November 26, 2020

Proud to Serve scholarship available for incoming freshmen and transfer students

Military families have been recognized at Webster University in the past, but now they can receive financial benefit for their services.
Webster, which has more than 40 military campuses in the US, announced Jan. 29 that it will offer a new scholarship for military dependents of active duty personnel or veterans.  The Proud to Serve scholarship will be available for incoming freshmen and new transfer students starting fall 2012.
Brittany Larimore, sophomore film production major, has two parents who are Air Force veterans.  After giving birth to Larimore, her mother left by honorable means, afraid she would be sent overseas during the Gulf War.  She didn’t want to have someone else look after her daughter, so she retired.
Larimore’s father was in the Air Force for 20 years, but retired when she was 13 in order to prevent the family from moving around too much during her high school years — years he felt were some of his daughter’s most important.  Now, her father works for the Department of Defense and is stationed in East Africa.
Larimore said she believes the scholarship will be very helpful for future students with military parents. Filling out Free Application for Federal Student Aid (FAFSA) documents as well as financial aid can be difficult when military parents are overseas because they have to wait to file their taxes.

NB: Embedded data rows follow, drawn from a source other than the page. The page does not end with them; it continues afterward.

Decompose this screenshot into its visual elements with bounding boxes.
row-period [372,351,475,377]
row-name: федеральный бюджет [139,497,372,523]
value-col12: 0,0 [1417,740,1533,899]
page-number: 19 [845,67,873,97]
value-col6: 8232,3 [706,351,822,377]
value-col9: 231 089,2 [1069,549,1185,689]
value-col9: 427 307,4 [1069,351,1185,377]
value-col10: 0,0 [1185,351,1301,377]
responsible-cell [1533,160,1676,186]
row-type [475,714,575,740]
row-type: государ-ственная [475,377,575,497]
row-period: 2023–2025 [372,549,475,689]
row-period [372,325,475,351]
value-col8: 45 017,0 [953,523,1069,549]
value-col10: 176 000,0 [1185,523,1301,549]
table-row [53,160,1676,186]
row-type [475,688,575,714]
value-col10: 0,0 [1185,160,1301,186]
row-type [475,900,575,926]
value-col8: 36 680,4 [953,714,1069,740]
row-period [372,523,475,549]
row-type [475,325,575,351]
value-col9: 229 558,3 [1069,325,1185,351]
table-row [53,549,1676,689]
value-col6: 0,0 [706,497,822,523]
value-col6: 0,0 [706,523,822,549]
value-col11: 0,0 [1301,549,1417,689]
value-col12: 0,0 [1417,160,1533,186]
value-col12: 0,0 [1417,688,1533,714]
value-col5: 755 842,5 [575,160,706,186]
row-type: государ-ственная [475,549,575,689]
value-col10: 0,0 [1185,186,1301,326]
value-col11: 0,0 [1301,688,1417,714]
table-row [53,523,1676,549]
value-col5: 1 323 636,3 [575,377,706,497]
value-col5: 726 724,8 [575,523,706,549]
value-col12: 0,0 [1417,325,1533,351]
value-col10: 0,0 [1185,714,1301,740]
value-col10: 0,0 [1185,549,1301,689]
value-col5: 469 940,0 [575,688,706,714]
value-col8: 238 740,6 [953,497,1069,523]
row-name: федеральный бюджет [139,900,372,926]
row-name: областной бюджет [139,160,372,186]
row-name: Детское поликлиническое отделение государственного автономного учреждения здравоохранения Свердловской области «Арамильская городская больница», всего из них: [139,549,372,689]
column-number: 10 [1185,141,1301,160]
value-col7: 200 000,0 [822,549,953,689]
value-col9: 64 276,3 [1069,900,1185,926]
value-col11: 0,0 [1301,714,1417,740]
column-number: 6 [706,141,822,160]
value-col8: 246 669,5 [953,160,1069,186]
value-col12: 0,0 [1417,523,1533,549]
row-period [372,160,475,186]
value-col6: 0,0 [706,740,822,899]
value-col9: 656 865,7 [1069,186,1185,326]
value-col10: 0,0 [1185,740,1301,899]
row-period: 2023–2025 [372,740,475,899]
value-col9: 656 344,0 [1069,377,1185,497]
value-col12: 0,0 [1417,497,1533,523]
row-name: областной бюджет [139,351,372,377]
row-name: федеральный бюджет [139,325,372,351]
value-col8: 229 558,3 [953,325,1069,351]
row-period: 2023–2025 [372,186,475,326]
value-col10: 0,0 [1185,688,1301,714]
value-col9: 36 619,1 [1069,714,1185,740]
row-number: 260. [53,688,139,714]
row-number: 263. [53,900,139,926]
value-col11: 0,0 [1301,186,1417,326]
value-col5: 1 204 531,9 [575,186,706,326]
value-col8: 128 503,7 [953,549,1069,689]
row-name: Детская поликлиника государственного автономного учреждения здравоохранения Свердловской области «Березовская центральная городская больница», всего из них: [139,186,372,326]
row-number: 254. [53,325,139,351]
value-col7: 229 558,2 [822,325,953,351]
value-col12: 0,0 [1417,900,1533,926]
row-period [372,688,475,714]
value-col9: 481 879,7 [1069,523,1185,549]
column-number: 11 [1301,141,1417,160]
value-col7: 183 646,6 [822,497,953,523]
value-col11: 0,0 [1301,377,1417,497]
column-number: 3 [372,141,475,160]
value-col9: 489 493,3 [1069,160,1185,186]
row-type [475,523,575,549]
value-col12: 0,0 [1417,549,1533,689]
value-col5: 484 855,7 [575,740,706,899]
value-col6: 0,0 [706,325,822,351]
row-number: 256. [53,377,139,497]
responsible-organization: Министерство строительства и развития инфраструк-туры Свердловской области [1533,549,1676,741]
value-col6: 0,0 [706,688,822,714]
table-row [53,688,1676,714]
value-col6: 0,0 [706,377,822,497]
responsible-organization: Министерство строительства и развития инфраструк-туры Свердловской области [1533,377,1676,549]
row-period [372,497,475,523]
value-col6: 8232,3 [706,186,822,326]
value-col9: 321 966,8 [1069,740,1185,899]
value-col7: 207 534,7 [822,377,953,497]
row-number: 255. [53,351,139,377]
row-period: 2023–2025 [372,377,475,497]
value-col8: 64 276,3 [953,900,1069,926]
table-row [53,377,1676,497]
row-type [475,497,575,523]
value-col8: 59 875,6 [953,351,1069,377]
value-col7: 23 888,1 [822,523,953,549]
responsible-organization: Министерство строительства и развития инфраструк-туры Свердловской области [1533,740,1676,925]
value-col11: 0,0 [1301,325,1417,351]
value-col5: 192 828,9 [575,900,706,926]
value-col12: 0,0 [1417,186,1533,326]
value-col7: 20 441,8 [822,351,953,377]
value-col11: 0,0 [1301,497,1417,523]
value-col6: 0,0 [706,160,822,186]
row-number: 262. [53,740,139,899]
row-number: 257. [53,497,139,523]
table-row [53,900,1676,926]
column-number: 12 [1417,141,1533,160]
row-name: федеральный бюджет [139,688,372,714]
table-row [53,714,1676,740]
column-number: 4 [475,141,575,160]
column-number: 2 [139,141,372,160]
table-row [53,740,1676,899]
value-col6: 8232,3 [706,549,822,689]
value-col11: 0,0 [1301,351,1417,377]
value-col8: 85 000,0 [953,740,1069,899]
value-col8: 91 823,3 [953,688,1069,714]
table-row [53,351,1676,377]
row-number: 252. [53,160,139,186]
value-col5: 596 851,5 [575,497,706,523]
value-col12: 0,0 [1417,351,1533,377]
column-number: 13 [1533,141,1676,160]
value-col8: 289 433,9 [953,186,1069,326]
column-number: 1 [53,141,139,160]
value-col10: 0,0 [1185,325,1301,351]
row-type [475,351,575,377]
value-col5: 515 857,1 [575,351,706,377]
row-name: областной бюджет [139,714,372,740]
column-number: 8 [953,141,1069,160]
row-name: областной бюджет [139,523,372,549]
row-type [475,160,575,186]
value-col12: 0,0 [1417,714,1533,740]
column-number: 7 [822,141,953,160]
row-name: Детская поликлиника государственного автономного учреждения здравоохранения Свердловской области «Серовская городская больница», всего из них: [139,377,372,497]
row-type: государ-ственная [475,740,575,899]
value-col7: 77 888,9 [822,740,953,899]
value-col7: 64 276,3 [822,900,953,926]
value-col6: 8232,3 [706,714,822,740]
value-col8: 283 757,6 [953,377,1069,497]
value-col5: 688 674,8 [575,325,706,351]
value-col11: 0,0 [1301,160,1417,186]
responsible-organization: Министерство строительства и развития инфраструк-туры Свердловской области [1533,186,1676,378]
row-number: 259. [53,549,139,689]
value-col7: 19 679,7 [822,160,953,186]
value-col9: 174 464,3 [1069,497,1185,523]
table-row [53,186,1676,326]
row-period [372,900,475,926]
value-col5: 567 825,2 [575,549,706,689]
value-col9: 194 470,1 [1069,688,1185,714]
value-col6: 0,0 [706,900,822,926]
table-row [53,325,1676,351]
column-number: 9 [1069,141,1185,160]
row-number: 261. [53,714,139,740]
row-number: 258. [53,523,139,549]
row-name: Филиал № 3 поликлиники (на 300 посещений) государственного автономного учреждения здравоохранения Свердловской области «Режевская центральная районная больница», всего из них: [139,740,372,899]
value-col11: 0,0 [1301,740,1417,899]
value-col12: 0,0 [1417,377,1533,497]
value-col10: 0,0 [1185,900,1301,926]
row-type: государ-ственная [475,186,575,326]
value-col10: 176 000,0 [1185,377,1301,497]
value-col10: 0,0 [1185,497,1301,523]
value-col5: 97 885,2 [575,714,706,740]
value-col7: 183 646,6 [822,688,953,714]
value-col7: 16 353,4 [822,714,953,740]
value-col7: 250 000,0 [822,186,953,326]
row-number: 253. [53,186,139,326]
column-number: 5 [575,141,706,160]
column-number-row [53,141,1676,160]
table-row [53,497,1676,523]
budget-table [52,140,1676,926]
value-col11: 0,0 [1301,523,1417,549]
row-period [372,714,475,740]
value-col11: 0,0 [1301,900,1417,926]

“It’s not like most families where, if I needed to borrow money, I can go up to my dad and ask; I have to wait until he calls my family in order to get permission,” Larimore said. “Having a scholarship will most definitely ease the student’s and the parents’ mind.”
Students born into military families often have a unique way of living, Larimore said.  Families get stationed in new places and must move around as a unit. Larimore is thankful neither of her parents was sent into a war zone, but she has dealt with her father being gone for extended periods of time.  This separation can make it difficult for personnel to support their family from overseas, Larimore said.
The new scholarship can offer financial support by giving students up to $3,000 for an academic year.  Even if a student received over $3,000 in merit aid, they can still get $1,000 extra with Proud to Serve.  The only requirements are that the receiving student is a full-time undergraduate freshman or a new transfer student, and maintains good academic standing with a GPA of at least 2.5 for the school year. The scholarship is applicable only at the Webster Groves campus.
Anne Edmunds, associate vice president for enrollment management, said that conversation about adding a new form of funding for military students has been going around for a while.  Since Webster has been providing services for the military for over 40 years, bringing about a scholarship of this nature was needed.
“The goal is to be a first choice institute for military members,” Edmunds said. “And to increase Webster enrollment by assisting incoming freshmen.”